As environmental activism became more urban and corporate, advocates have lost touch with nature and began to believe biologists, hunters and outdoor enthusiasts were the enemies. Yet deer density is up to 10X what it was prior to European settlement of North America. Responsible management has caused populations to manageably increase.  But it requires vigilance. Each year, states like Pennsylvania optimize the numbers to cull the deer population while keeping it healthy. Otherwise, traffic accidents and starvation will be rampant.

Garlic mustard has the dubious distinction of being one of very few non-native plants to successfully invade forest understories. The persistence of garlic mustard greatly reduces forest biodiversity.

Garlic mustard in its native habitat in Hungary. If deer population gets out of control, it will be everywhere in American forests, because deer don't eat it. Credit: Carol Horvitz/University of Miami

"Our findings show that there is a link between disruption of the native animal community and invasion by non-native plant species," says co-author Carol Horvitz, professor of ecology in the University of Miami. "Similar links maybe found in other ecosystems between disrupted fauna and declining diversity of flora. Our findings imply that management of overabundant grazing animals would be beneficial for conservation of plant biodiversity." 

The study was initiated in 2003 at the Trillium Trail Nature Reserve in Fox Chapel, Pa., outside Pittsburgh, by a team of researchers from the University of Miami and University of Pittsburgh. The project takes a long view on why invasive garlic mustard plants thrive to the detriment of native species. 

To study the effect of rampant deer on trillium and garlic mustard populations, the researchers established multiple 196-square-meter plots in the forest. Half were fenced to exclude deer. Years of observation and hours of statistical analysis later, the team found that in plots where deer were excluded, the trillium population is increasing, and the garlic mustard population is trending toward zero.

"This demonstrates that the high population growth rate of the invader is caused by the high abundance of deer," says Susan Kalisz, professor of evolutionary ecology in the University of Pittsburgh's Department of Biological Sciences and principal investigator of the study.
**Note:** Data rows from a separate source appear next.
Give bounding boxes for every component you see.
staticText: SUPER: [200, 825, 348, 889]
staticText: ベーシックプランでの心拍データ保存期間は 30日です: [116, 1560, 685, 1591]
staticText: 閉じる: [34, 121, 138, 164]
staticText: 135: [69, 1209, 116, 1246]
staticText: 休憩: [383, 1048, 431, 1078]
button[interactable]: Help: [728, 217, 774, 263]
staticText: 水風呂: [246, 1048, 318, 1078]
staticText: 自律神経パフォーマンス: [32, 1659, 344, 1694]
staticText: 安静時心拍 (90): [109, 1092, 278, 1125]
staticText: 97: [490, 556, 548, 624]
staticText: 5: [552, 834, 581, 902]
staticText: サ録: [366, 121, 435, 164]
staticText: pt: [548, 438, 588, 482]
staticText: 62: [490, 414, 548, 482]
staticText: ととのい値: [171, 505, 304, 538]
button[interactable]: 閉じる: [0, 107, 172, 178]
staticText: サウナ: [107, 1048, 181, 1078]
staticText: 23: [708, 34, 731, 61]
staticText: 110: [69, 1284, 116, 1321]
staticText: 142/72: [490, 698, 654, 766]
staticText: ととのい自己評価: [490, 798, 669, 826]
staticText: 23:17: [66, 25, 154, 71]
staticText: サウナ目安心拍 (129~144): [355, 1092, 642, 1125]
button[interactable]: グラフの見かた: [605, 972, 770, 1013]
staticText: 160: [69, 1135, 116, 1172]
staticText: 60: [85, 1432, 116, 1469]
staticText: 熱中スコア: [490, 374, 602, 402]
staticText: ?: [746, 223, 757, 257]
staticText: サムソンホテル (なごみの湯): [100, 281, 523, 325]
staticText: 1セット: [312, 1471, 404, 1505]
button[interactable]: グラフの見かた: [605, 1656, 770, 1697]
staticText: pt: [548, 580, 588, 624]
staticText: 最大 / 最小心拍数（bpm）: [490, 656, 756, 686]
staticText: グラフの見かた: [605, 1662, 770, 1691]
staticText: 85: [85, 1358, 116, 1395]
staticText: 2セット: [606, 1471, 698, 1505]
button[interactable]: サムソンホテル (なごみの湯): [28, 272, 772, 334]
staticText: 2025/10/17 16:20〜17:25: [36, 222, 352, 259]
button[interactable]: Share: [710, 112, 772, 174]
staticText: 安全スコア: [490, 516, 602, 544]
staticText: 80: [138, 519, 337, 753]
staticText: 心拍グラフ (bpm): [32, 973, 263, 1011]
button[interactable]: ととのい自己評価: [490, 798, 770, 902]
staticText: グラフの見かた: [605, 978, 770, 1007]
This effect is reversible with deer exclusion. The team's results support "an ecological theory that native species in communities can exert biotic resistance."

This means that native plants as a group can successfully compete against invaders. If the native plants are allowed to thrive rather than being consumed by deer, the combined natural competitive advantages of those plants—including trillium—allow them to repel the outsiders.

Garlic mustard invading the forest in Pennsylvania. Credit: Susan Kalisz/University of Pittsburgh

"When people walk in the woods where deer are overabundant, they don't realize what's missing," Kalisz says. "They don't know what used to be growing there. They don't know that species are being lost and replaced by invaders."

The solution seems simple, then: Reduce deer populations, restore natives and prevent invasion. "It's not simple," Kalisz says. "Deer management policies vary from state to state and deer don't respect political boundaries." Some states keep deer populations low, while others prefer to maintain higher populations to appeal to groups such as hunters. "Yet, deer exact a toll not only on forest species, but also farms, orchards, and even your car and your car insurance rate," Kalisz says.